LLOYD: It's conceivable — there has to be a kind of infinity built into the problem. Life presumably originated in some finite context, so it could conceivably be discovered. But the kinds of finite problems that are analogous to these Gödelian problems are things like NP-incomplete problems where there's a huge number of different possibilities, and you'd have to explore each one to find the answer.
SHAPIRO: I just want to emphasize, lest it slip away, one point which was in the middle of the conversation, which is basically that we may never be able to capture the actual circumstances that led to the beginning of our life here on earth, because environments may have been destroyed or circumstances changed of which there's no record, but there's every opportunity by experiment for searching elsewhere, to find what are the general principles involved in generating life.
LLOYD: Right. Suppose we start to do these experiments, both real and computational experiments, to say, okay, here' s chemistry, it's doing these funny autocatalytic interactions that are a computation, in the strict definition of a computation, and we're going to explore what happens. Then suppose that as we start doing that, we find things that give rise to complicated behavior. That certainly fits your definitions, Freeman, of proto-life — steps number one and two — and maybe even things that are like step three but what we get are totally different from ribosomes in step three. If this happens then that I would say is very strong evidence that we should expect to have life in all sorts of places, involving all kinds of different ways of living other than having ribosomes.
SASSELOV: That's the question of multiple vs. simple pathways to life. Just answering that question would be essential.

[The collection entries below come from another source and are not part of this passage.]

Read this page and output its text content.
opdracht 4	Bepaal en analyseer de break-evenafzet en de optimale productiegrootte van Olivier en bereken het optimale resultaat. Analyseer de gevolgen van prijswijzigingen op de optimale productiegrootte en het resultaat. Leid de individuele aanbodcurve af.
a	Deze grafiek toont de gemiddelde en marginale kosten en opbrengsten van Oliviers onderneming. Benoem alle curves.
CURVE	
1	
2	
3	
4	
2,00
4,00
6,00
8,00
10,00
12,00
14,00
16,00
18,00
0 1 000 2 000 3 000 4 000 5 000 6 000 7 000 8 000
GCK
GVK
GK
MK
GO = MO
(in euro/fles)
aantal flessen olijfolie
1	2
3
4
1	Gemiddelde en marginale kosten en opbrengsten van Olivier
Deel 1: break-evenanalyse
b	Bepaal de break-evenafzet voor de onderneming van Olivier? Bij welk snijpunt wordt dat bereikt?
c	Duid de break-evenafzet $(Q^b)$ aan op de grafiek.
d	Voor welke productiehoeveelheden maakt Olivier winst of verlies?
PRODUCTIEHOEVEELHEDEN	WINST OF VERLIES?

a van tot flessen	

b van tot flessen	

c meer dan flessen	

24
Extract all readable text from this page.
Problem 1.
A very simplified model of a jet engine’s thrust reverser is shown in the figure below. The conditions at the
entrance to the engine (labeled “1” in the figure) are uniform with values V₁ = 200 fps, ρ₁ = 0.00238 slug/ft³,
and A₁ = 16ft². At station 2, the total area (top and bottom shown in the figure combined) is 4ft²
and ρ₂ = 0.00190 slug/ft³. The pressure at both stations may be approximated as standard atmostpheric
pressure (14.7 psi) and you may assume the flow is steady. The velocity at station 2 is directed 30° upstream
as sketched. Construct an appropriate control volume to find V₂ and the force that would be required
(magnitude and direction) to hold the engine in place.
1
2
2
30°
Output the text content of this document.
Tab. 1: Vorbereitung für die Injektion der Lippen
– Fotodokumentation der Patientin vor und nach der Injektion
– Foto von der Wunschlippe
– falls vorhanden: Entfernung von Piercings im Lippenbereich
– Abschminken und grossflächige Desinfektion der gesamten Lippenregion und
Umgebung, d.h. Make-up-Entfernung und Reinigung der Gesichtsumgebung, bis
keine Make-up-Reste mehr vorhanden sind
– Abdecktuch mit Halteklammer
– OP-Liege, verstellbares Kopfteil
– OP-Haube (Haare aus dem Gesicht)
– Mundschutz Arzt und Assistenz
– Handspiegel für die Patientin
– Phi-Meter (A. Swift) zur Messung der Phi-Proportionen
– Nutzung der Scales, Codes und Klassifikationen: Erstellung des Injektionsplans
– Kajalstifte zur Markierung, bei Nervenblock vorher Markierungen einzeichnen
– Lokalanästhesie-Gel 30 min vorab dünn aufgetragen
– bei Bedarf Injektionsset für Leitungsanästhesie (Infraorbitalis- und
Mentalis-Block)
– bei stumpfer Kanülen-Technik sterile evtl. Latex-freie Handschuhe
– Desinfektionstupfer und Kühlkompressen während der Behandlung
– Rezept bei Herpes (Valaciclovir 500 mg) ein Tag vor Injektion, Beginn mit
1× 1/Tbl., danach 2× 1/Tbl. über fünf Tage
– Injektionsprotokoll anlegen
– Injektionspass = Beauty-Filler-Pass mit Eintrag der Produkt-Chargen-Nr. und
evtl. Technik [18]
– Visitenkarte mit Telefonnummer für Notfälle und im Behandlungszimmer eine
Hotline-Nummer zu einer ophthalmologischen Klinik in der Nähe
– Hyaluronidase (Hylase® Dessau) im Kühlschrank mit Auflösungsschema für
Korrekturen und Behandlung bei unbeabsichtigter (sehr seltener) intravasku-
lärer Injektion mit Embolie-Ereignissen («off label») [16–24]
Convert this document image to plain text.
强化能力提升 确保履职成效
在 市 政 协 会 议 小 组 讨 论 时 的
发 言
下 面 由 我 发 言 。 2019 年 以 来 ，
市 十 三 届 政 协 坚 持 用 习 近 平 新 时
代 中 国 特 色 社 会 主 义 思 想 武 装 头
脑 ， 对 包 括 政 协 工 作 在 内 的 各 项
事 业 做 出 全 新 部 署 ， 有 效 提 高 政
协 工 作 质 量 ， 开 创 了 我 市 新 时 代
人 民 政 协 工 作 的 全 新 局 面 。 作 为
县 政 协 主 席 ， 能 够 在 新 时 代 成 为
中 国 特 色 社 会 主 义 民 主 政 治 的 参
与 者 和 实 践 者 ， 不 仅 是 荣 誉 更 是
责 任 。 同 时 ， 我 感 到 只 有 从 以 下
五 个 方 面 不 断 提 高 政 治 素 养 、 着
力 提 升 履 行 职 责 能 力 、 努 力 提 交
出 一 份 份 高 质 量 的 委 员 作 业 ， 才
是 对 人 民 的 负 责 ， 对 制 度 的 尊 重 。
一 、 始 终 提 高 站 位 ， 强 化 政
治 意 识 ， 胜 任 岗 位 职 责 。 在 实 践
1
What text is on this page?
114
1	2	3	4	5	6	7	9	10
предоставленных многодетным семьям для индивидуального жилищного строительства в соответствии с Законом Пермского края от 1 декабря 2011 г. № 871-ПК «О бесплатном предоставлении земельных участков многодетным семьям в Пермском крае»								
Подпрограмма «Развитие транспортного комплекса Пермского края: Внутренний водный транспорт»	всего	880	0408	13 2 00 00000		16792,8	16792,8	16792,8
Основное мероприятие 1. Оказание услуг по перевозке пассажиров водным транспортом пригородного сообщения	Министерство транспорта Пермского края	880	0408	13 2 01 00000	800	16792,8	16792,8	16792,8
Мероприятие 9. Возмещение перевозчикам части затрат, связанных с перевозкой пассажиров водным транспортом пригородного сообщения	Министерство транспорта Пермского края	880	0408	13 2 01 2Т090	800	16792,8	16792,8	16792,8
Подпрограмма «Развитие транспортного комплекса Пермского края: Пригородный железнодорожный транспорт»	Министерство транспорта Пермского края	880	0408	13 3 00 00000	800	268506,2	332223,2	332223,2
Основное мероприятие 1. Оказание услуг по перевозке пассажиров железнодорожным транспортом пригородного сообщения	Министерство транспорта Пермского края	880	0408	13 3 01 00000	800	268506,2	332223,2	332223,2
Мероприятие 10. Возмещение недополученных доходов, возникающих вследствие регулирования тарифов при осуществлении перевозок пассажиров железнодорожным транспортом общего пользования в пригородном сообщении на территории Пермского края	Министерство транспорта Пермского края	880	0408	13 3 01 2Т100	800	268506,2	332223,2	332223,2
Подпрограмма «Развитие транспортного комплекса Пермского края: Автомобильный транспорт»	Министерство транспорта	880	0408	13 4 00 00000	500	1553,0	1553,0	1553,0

LLOYD: And that it is quite possible — even if it's too hard to figure out exactly how life originated on earth. This is a much easier question I think to answer than the question of how did life exactly originate on earth. Because there you have to figure out the exact initial conditions for this complicated set of chemical reactions and that's going to be hard.
SHAPIRO: And the other point of view has been very much pushed over the ages; I think George Wald once said that if you study your biochemistry text on earth you can pass examinations on Auctorus. Which is a star somewhere out there — and this is essentially saying the opposite.
DYSON: I did an experiment to demonstrate that genes don't determine personality — I have a pair of identical twin grandsons and it's a remarkable fact: these kids have exactly the same genes and exactly the same environment, and still they're totally different. One is George and the other is Donald, and they know the difference.
SHAPIRO: One may have had a more preferable location in the womb than the other.
DYSON: But anyway, it is a fact that the brain is random in its development, even when the genes are given.
LLOYD: Right, that's right — and also their experiences are different, so they're being, as it were, programmed by slightly different sets of experience — that could have a radically different effect on how they behave.
DYSON: But the microstructure of the brain is different, even quite apart from the experience.
LLOYD: Absolutely. Right. Yes, genes are overrated, too. Not just intelligence, life, consciousness.